Among the few treasures which the traveler feels he must carry away from that land of art—Japan—the writer chose a kakemono representing the grim old fighter Ieyasu dressed in his stiff brocade of choice pattern which the elegance of his life demanded.

He sits not on horse, nor in palanquin, but at ease and in reflective mood in his home, his queer head-dress arching out from his falcon-like head, holding in one hand a sword even in this hour of leisure, ready to spring upon his country’s foes, in the other hand a roll of paper, for he was like the great Charlemagne, a man of letters, as well as of battles.

Sensitive, fine and piercing as a blade, is his glance, delicate as a woman in the finish of his attitude, yet commanding, imperious, indomitable and over all and through all, a scholar, not in the infinitesimal detail of the school, but in the magnificent sense of life, one who learns from all experience and progresses through everything and acquires in every phase of fortune and misfortune, leaving to the world the priceless inheritance of such scholarship, hope, faith—nay, charity! What Ieyasu was, so to me seems hisrace, imbued with the large serenity which grasps ages, not minutes; it can conquer, or be conquered, with equal grace, without self-elation, or self-abasement, but with the majestic nature of the true theist and the true altruist advances to its destiny reaching as does all greatness its maturity slowly, until it becomes the master of itself and of others.

The ethical beauty of the home life of Japan, the charming routine of the schools, the fraternal relations in the army and navy, the courtesy between master and servant, in the factory and the shop, and in the home is all delightful to see, and the welcome to the stranger, that finest flower of civilization, as of character, to feel!

The soft grey coloring, the subdued green, the reserve of forest and field, unlike our own exuberant Philippines, at first seem shy, demure, not a little austere, but as you pass the days and nights there the subtle influence of the Northern Italy works its miracle and you yield as every one has before you, captivated by an influence too complex to define. Japan has the “charme intime,” as the French say, the charm which penetrates but holds forever.

Massive, Greek-like Korea and colossal Manchuria, bold, daring as the fastnesses of Asia are, overwhelm the imagination and leave you stirred to their heroic level!

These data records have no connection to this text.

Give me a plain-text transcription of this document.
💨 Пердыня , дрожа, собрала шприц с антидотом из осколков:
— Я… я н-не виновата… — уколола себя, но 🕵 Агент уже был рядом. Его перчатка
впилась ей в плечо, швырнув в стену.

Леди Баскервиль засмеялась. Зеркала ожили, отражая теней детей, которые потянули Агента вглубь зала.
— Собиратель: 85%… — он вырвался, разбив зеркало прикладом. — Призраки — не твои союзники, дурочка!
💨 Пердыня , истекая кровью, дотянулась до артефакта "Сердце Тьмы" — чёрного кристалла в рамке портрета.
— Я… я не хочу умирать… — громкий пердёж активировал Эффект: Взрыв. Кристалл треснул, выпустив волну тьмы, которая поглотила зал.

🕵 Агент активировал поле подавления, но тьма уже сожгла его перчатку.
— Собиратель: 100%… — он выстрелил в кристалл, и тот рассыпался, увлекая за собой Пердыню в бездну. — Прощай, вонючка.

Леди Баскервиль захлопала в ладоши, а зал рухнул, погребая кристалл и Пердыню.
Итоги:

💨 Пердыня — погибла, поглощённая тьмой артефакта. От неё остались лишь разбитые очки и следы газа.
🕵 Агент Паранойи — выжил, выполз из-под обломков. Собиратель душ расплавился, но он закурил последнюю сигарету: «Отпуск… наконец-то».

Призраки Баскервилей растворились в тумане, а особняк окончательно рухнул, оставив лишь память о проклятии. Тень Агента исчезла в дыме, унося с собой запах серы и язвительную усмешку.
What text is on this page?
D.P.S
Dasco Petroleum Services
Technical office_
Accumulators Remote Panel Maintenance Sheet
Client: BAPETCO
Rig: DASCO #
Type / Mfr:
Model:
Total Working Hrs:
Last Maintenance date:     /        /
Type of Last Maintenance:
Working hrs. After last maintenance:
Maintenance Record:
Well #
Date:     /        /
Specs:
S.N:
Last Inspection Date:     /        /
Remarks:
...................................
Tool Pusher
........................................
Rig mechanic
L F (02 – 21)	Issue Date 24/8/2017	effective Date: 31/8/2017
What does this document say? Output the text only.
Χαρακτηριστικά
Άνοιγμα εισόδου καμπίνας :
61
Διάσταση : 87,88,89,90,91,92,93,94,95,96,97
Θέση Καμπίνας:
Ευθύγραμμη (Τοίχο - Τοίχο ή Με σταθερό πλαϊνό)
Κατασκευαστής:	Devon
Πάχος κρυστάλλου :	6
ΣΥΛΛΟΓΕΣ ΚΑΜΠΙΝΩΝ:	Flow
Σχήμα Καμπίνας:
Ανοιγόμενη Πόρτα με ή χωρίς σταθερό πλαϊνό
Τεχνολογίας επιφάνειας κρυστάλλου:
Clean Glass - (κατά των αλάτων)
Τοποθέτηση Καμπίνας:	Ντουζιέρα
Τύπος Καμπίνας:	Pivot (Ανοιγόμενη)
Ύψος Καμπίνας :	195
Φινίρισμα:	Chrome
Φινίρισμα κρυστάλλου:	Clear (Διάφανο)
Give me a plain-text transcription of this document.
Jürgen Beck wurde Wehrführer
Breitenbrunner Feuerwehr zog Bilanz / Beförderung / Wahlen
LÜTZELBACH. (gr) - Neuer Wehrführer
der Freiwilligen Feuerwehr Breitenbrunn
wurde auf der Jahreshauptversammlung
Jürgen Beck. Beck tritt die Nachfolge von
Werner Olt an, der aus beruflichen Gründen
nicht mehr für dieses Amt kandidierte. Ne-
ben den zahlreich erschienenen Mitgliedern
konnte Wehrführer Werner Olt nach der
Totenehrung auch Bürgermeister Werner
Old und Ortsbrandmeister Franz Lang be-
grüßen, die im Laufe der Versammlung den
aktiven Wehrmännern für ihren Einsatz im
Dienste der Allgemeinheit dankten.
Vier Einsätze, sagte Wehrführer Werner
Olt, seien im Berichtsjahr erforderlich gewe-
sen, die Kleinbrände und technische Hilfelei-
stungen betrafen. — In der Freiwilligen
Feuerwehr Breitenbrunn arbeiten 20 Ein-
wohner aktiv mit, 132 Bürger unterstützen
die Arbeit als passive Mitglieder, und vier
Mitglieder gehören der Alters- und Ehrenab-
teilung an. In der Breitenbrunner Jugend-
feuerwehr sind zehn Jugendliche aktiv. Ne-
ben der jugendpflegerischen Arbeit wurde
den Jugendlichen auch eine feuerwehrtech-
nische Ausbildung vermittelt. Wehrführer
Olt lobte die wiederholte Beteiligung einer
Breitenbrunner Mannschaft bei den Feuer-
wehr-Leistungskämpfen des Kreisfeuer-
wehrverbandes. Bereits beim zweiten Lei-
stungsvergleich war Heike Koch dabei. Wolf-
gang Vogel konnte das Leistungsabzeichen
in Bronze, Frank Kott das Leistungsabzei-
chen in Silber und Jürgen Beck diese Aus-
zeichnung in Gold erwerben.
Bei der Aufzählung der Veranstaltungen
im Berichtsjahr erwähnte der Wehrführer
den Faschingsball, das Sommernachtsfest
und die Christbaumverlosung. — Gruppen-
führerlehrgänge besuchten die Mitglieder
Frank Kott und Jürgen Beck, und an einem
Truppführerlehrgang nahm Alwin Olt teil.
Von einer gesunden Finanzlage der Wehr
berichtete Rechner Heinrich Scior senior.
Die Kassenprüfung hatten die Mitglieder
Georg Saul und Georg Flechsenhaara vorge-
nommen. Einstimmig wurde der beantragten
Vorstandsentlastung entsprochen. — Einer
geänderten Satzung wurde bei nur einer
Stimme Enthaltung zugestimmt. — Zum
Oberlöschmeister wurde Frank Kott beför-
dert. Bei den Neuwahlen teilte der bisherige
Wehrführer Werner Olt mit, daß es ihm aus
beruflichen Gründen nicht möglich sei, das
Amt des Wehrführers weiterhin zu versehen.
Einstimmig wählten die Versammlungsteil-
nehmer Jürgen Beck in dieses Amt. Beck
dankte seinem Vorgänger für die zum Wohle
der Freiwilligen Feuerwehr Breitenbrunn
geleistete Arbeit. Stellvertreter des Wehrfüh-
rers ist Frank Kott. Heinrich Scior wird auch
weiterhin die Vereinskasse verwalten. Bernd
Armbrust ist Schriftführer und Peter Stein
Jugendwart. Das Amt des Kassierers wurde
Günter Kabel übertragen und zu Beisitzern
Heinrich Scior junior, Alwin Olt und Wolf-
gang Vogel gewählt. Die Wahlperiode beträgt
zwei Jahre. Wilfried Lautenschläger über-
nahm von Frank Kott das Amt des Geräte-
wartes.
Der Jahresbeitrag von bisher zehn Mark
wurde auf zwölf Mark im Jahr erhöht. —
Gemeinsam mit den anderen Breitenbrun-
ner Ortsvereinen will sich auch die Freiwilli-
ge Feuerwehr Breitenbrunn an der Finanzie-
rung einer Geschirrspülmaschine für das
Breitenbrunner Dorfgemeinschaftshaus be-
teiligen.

But a glimpse, a panorama of these graphic countries is all these pages can bring.

Each has a magnetism one must experience, and as one New Englander said of his native town, it needs no pennies in their fountains to call you back to retread their sublime and lofty pinnacles, or their exquisite by-paths.

These pages were for the most part published in the daily press of Japan, and were written “en voyage” or within the hospitable doors of the Astor House, Seoul and the Bluff Hotel in Yokohama. They form notes of travel rather than a conventional book.